“No chance. We’re too old,” Belgium’s star midfielder Kevin de Bruyne told the Guardian when asked if his country could win the World Cup.
Just a tad defeatist you might think for your best player to say, and Belgium almost felt determined to prove him right with a listless display in a 2-0 defeat to Morocco.
“Our chance was in 2018. We have a good team, but it’s ageing. We lost some key players. We have some good new players coming, but they’re not at the level other players were in 2018,” De Bruyne said.
Is he right? Belgium have only the fifth oldest squad in the tournament at an average age of 27.8, although the older Brazil’s average age is brought up a lot by Dani Alves (39) and Thiago Silva (38).
The average age of Belgium’s starting line-up in both of their games so far has been 29.9, and they were outfought by a Morocco team with an average age of 27 and who started only two players over the age of 30.
Of those players, Belgium have some 30-plus-year-olds with a lot of mileage on the clock. Eden Hazard may only be 31 but it’s sad watching him struggle to beat a man after watching him torment defences week-to-week in the Premier League for many years, but maybe it is to be expected when the winger was playing 60 games a year from age 19.
Those who watched the dynamic Angel Di Maria (34) in the 2014 World Cup will wonder where that player is gone. Luis Suarez and Edinson Cavani (both 35) are no longer the all-action dynamos they once were, while Liverpool’s Darwin Nunez (23) was pushed wide against South Korea.
Some old-timers like Olivier Giroud (36), Thiago Silva and the great Lionel Messi (35) have raged against the dying light of their international careers but in general, fortune has favoured the bravery of the managers that chose youth over experience at this World Cup so far.
Look no further than Luis Enrique’s Spain team, as the manager left Sergio Ramos (36), Thiago (31) at home, with Koke (30) on the bench, in favour of Pedri (20) and Gavi (18) as advanced midfielders in a 4-3-3, albeit with the experience of Sergio Busquets (34) behind them.
Gavi became the youngest World Cup scorer in Spain’s history against Costa Rica and Pedri has impressed with his magnificent ball retention. One player who certainly stood up to the Spanish threat, though, was Germany’s exceptionally talented Jamal Musiala (19), who has also been superb so far despite a tough start to the World Cup for the Germans.
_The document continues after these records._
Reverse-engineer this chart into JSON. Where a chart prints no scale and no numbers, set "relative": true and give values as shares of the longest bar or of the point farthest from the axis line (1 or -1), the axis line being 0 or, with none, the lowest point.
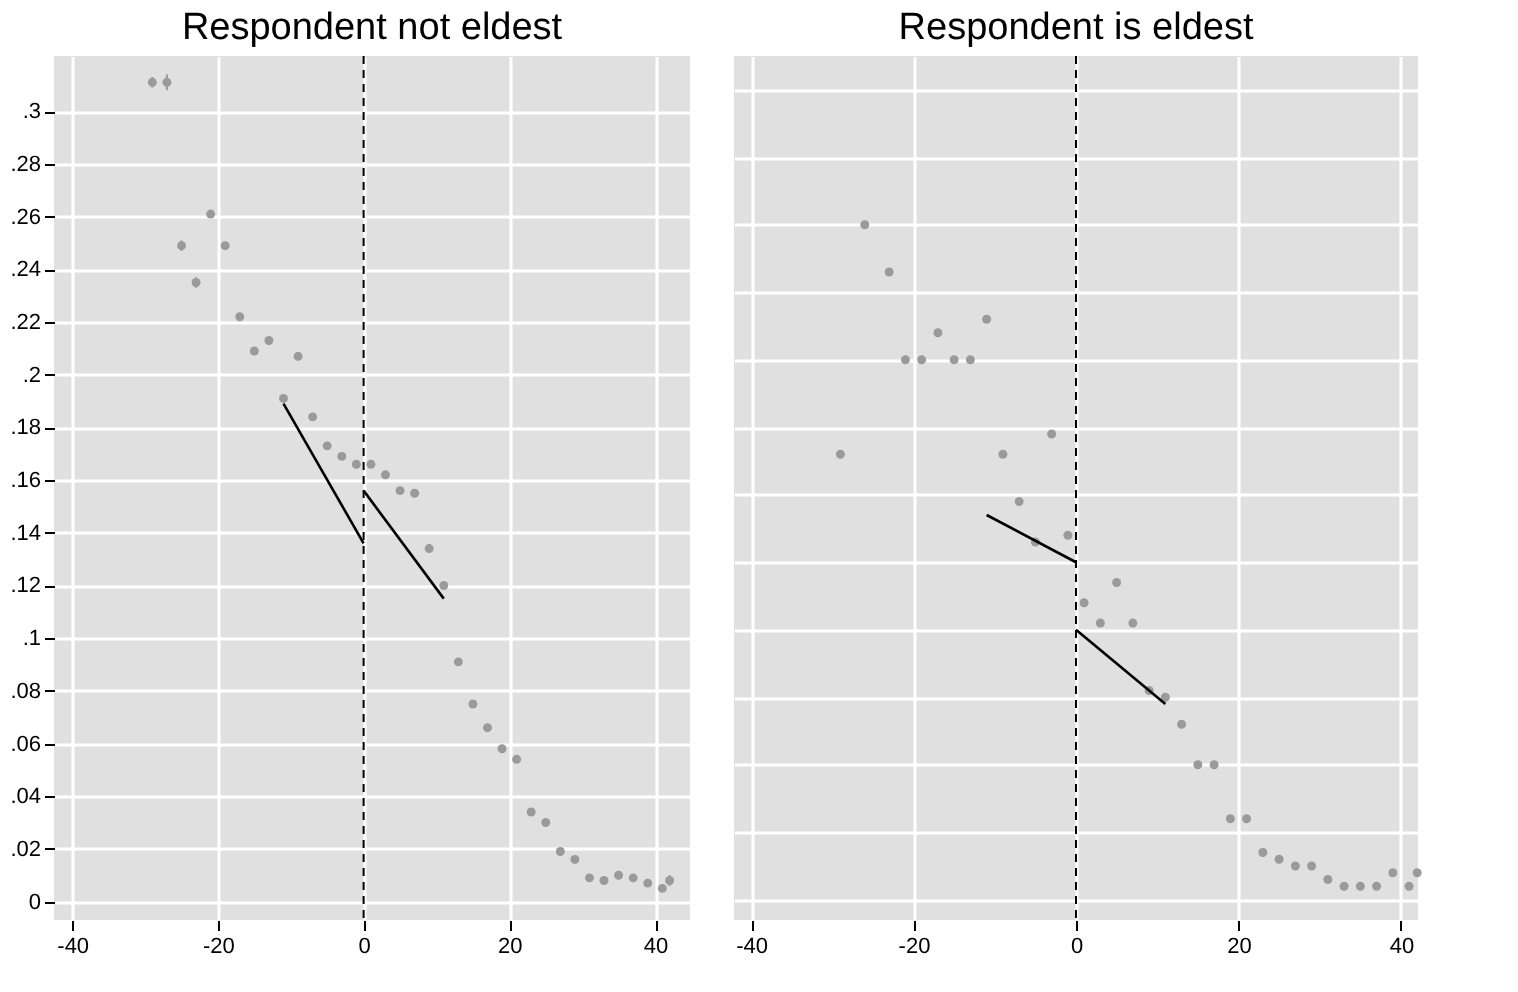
{
  "chart_data": [
    {
      "type": "scatter",
      "title": "Respondent not eldest",
      "marker": "circle",
      "grid": true,
      "xlim": [
        -42.5,
        44.8
      ],
      "ylim": [
        -0.007,
        0.321
      ],
      "xticks": [
        -40,
        -20,
        0,
        20,
        40
      ],
      "yticks": [
        0,
        {
          "value": 0.02,
          "label": ".02"
        },
        {
          "value": 0.04,
          "label": ".04"
        },
        {
          "value": 0.06,
          "label": ".06"
        },
        {
          "value": 0.08,
          "label": ".08"
        },
        {
          "value": 0.1,
          "label": ".1"
        },
        {
          "value": 0.12,
          "label": ".12"
        },
        {
          "value": 0.14,
          "label": ".14"
        },
        {
          "value": 0.16,
          "label": ".16"
        },
        {
          "value": 0.18,
          "label": ".18"
        },
        {
          "value": 0.2,
          "label": ".2"
        },
        {
          "value": 0.22,
          "label": ".22"
        },
        {
          "value": 0.24,
          "label": ".24"
        },
        {
          "value": 0.26,
          "label": ".26"
        },
        {
          "value": 0.28,
          "label": ".28"
        },
        {
          "value": 0.3,
          "label": ".3"
        }
      ],
      "ref_lines": [
        {
          "axis": "x",
          "value": 0,
          "color": "#000000",
          "line_style": "dashed"
        }
      ],
      "series": [
        {
          "color": "#9a9a9a",
          "x": [
            -29,
            -27,
            -25,
            -23,
            -21,
            -19,
            -17,
            -15,
            -13,
            -11,
            -9,
            -7,
            -5,
            -3,
            -1,
            1,
            3,
            5,
            7,
            9,
            11,
            13,
            15,
            17,
            19,
            21,
            23,
            25,
            27,
            29,
            31,
            33,
            35,
            37,
            39,
            41,
            42
          ],
          "values": [
            0.311,
            0.311,
            0.249,
            0.235,
            0.261,
            0.249,
            0.222,
            0.209,
            0.213,
            0.191,
            0.207,
            0.184,
            0.173,
            0.169,
            0.166,
            0.166,
            0.162,
            0.156,
            0.155,
            0.134,
            0.12,
            0.091,
            0.075,
            0.066,
            0.058,
            0.054,
            0.034,
            0.03,
            0.019,
            0.016,
            0.009,
            0.008,
            0.01,
            0.009,
            0.007,
            0.005,
            0.008
          ],
          "errors": [
            0.002,
            0.003,
            0.002,
            0.002,
            0.001,
            0.001,
            0.001,
            0.001,
            0.001,
            0.001,
            0.001,
            0.001,
            0.001,
            0.001,
            0.001,
            0.001,
            0.001,
            0.001,
            0.001,
            0.001,
            0.001,
            0.001,
            0.001,
            0.001,
            0.001,
            0.001,
            0.001,
            0.001,
            0.001,
            0.001,
            0.001,
            0.001,
            0.001,
            0.001,
            0.001,
            0.001,
            0.002
          ]
        },
        {
          "type": "line",
          "marker": "none",
          "line_style": "solid",
          "color": "#000000",
          "x": [
            -11,
            0
          ],
          "values": [
            0.189,
            0.136
          ]
        },
        {
          "type": "line",
          "marker": "none",
          "line_style": "solid",
          "color": "#000000",
          "x": [
            0,
            11
          ],
          "values": [
            0.156,
            0.115
          ]
        }
      ]
    },
    {
      "type": "scatter",
      "title": "Respondent is eldest",
      "marker": "circle",
      "grid": true,
      "relative": true,
      "tick_labels": "x",
      "xlim": [
        -42.1,
        42.1
      ],
      "xticks": [
        -40,
        -20,
        0,
        20,
        40
      ],
      "ref_lines": [
        {
          "axis": "x",
          "value": 0,
          "color": "#000000",
          "line_style": "dashed"
        }
      ],
      "series": [
        {
          "color": "#9a9a9a",
          "x": [
            -29,
            -26,
            -23,
            -21,
            -19,
            -17,
            -15,
            -13,
            -11,
            -9,
            -7,
            -5,
            -3,
            -1,
            1,
            3,
            5,
            7,
            9,
            11,
            13,
            15,
            17,
            19,
            21,
            23,
            25,
            27,
            29,
            31,
            33,
            35,
            37,
            39,
            41,
            42
          ],
          "values": [
            0.66,
            1,
            0.93,
            0.8,
            0.8,
            0.84,
            0.8,
            0.8,
            0.86,
            0.66,
            0.59,
            0.53,
            0.69,
            0.54,
            0.44,
            0.41,
            0.47,
            0.41,
            0.31,
            0.3,
            0.26,
            0.2,
            0.2,
            0.12,
            0.12,
            0.07,
            0.06,
            0.05,
            0.05,
            0.03,
            0.02,
            0.02,
            0.02,
            0.04,
            0.02,
            0.04
          ]
        },
        {
          "type": "line",
          "marker": "none",
          "line_style": "solid",
          "color": "#000000",
          "x": [
            -11,
            0
          ],
          "values": [
            0.57,
            0.5
          ]
        },
        {
          "type": "line",
          "marker": "none",
          "line_style": "solid",
          "color": "#000000",
          "x": [
            0,
            11
          ],
          "values": [
            0.4,
            0.29
          ]
        }
      ]
    }
  ]
}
Despite his critics, Gareth Southgate has trusted in Jude Bellingham (19) and Bukayo Saka (21) and they ran amok against Iran in the opening game, scoring three goals between them. While Messi understandably got the plaudits against Mexico, it was the substitution of Enzo Fernandez (21) for Argentina that changed the game and sealed the victory with a goal. Netherlands have relied on Cody Gakpo (23) for inspiration, while Ghana’s Mohammed Kudus’ (22) grandiose claim of being as good as Neymar does not seem so farfetched now.
Two of the favourites, France and Brazil, are looking to their blistering quick left-wingers to break the deadlock in games – PSG’s Kylian Mbappé (23) has carried the weight of France on his broad shoulders, while given Neymar’s injury Brazil are looking to Real Madrid’s Vinicius Jnr (22) for inspiration in attack. At the base of France’s midfield Aurélien Tchouaméni (22) has held his own stepping into the boots of injured Ngolo Kante in Didier Deschamps’ engine room.
Mbappé, who was born after “El Fenomeno” Ronaldo wowed the World Cup for Brazil in 1998, is similarly electric with the ball at his feet. “Kylian doesn’t speak, he’s not very talkative, but he’s like a steam train on the pitch and gets the crowd going,” French manager Deschamps said. “Opponents have to rethink their structure when coming up against Kylian.”
Mbappé scored and assisted against Australia and scored two goals against Denmark. He plays with the swagger of a man who knows now is his time and stage to shine, just like Pedri when he came up against the fearsome German midfield. The next generation is here.